Now... speaking of Kanekoa, he was awful today. And David Aardsma was awful today as well. Defensive miscues were not the key to their disaster innings... save for Eliezer Alfonzo getting called for catcher's interference in the 6th to produce one of the M's two runs. But Texeira prior to that call walked in a run and helped load the bags to begin with with a line drive, two flyballs and a walk.
David Aardsma led off the 9th with a walk, got a flyout, allowed a liner and then gave up the fatal flyball that carried over the fence for Howie Kendrick. Of the four batters he faced, two of the outcomes were okay (if you consider the flyball that happened to carry over the fence "okay" and/or unlucky) and two were awful.
Going back to Alfonzo, he quickly wiped out the goodwill around his three run bomb (2.060 NRuns... remember the M's run expectancy indicates the M's expect to score some runs with men on there), and to a lesser extent the runner he caught stealing in the 3rd (0.678 NRuns), with some examples of why he wasn't on a big league roster in the first place, running into an out at 3B in the 4th (-0.779 NRuns), hitting into a double play in the 9th (-1.013 NRuns) and the aforementioned catcher's interference in the 6th (-1.000 NRuns) that forced in a run.

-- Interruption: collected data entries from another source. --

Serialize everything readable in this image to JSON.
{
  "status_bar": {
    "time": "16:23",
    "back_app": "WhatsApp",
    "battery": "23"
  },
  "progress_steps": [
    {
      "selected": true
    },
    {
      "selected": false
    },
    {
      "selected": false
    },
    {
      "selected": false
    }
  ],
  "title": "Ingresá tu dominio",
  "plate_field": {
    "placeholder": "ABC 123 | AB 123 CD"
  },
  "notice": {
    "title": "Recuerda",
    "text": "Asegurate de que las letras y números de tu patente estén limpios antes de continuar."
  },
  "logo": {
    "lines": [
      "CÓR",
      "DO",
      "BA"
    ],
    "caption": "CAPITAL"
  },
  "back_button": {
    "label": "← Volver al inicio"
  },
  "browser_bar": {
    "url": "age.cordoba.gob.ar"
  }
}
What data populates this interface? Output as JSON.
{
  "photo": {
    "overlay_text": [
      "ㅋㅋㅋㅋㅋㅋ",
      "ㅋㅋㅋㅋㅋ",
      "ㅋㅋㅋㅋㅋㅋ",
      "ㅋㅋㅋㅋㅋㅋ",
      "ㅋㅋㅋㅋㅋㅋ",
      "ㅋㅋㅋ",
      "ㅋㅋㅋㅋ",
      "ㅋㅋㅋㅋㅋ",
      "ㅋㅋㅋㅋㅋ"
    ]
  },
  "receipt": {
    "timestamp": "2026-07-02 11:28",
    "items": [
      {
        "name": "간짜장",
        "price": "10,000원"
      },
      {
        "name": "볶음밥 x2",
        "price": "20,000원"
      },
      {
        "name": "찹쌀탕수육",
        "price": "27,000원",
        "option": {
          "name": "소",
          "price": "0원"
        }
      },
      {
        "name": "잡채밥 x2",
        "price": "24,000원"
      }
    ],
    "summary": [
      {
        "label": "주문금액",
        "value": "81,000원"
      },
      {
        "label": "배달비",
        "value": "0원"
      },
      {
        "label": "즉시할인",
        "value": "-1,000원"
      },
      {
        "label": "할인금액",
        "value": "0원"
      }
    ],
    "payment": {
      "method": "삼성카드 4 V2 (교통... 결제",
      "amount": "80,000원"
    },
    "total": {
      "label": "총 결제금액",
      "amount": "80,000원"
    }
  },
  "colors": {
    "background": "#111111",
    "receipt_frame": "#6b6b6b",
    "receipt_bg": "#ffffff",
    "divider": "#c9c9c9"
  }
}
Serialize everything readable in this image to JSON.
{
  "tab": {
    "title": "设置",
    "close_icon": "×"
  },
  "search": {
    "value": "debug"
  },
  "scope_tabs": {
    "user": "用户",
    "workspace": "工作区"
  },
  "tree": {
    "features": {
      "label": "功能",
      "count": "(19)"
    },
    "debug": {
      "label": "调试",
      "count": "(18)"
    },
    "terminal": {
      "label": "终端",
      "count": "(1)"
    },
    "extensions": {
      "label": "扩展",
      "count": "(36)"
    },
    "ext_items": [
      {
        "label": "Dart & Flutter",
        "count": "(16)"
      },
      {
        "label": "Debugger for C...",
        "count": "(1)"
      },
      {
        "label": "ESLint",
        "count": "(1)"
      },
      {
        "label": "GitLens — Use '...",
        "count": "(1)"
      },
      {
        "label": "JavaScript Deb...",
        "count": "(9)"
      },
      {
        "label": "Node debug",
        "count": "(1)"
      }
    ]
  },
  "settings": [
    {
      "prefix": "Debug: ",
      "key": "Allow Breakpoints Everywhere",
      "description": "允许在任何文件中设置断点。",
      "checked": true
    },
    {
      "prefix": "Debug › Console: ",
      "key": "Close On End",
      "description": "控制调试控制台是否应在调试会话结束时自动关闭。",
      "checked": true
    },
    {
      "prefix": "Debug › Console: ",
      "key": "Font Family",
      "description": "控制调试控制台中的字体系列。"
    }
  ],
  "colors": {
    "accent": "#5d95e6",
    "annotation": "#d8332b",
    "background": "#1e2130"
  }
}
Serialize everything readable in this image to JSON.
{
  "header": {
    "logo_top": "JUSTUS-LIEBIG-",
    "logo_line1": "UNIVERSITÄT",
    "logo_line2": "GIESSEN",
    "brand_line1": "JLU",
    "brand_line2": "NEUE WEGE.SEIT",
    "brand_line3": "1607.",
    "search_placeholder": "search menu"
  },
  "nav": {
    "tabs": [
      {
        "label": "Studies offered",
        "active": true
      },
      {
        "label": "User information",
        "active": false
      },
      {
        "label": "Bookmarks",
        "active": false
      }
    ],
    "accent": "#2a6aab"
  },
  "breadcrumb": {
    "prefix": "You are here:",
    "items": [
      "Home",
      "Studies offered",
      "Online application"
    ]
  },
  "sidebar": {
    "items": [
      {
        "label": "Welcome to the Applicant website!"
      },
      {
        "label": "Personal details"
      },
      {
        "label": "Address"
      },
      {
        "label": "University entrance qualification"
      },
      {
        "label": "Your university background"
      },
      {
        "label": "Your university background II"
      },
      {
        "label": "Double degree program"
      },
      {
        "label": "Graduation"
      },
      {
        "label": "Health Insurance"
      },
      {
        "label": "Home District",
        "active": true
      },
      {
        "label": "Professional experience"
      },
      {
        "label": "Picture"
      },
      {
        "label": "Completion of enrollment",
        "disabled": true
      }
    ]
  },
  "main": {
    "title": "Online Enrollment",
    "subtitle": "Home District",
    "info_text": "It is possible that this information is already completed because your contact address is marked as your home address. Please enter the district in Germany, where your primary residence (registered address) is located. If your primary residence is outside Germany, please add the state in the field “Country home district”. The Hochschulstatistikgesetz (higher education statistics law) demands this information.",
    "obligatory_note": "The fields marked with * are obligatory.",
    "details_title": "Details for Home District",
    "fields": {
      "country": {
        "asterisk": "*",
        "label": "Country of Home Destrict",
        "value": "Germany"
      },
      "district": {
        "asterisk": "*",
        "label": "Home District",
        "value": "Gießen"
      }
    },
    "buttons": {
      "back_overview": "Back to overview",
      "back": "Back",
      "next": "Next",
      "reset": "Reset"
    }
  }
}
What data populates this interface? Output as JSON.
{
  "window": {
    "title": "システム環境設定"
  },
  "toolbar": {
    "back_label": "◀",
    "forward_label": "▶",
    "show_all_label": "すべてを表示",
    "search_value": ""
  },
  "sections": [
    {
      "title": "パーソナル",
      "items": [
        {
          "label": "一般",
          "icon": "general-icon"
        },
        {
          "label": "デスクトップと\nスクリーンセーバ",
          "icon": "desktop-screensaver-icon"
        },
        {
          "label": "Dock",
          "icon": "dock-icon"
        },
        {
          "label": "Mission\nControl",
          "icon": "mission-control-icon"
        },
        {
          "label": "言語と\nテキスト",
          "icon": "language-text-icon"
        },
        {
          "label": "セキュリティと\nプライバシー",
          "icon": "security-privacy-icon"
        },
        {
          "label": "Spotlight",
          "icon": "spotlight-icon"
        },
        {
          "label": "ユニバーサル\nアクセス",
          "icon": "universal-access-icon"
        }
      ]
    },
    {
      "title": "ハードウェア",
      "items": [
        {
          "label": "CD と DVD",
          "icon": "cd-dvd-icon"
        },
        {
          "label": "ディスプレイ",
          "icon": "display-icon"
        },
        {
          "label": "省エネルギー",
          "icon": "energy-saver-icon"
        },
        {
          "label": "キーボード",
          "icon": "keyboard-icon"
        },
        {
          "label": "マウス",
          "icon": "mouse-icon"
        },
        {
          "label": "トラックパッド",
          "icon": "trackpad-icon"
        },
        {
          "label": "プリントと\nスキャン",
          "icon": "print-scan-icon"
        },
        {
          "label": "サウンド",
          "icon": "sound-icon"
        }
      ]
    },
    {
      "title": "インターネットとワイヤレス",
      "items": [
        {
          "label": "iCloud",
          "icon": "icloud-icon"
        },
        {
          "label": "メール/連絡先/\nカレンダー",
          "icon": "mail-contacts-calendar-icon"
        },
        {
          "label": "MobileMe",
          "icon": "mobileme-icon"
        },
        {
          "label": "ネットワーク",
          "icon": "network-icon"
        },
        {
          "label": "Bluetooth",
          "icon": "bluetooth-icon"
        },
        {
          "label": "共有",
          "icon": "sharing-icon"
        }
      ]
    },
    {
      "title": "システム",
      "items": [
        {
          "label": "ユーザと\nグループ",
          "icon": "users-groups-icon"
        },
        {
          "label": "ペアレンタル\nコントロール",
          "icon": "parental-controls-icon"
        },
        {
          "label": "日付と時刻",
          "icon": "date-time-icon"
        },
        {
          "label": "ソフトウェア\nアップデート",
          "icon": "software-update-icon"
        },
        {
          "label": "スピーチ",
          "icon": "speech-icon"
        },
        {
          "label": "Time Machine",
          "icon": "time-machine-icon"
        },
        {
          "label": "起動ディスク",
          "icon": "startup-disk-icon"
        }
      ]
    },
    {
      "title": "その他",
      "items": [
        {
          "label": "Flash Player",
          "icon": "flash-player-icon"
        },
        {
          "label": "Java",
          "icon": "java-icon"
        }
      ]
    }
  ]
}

Rarely will you see a guy pile up such a grab bag of big plays both for and against his team in a single game, let alone his on-field debut with said team.
Howie Kendrick's walkoff bomb capped off what has to be one of the best single game Net Runs performances I've seen from a position player this season. He not only produced over 2 runs at the plate but prevented over 2 runs in the field at 2B.
At 30 losses and counting and 11 games under .500, the M's don't have a lot of room left for error... if you still think they have a shot at the division title in the first place.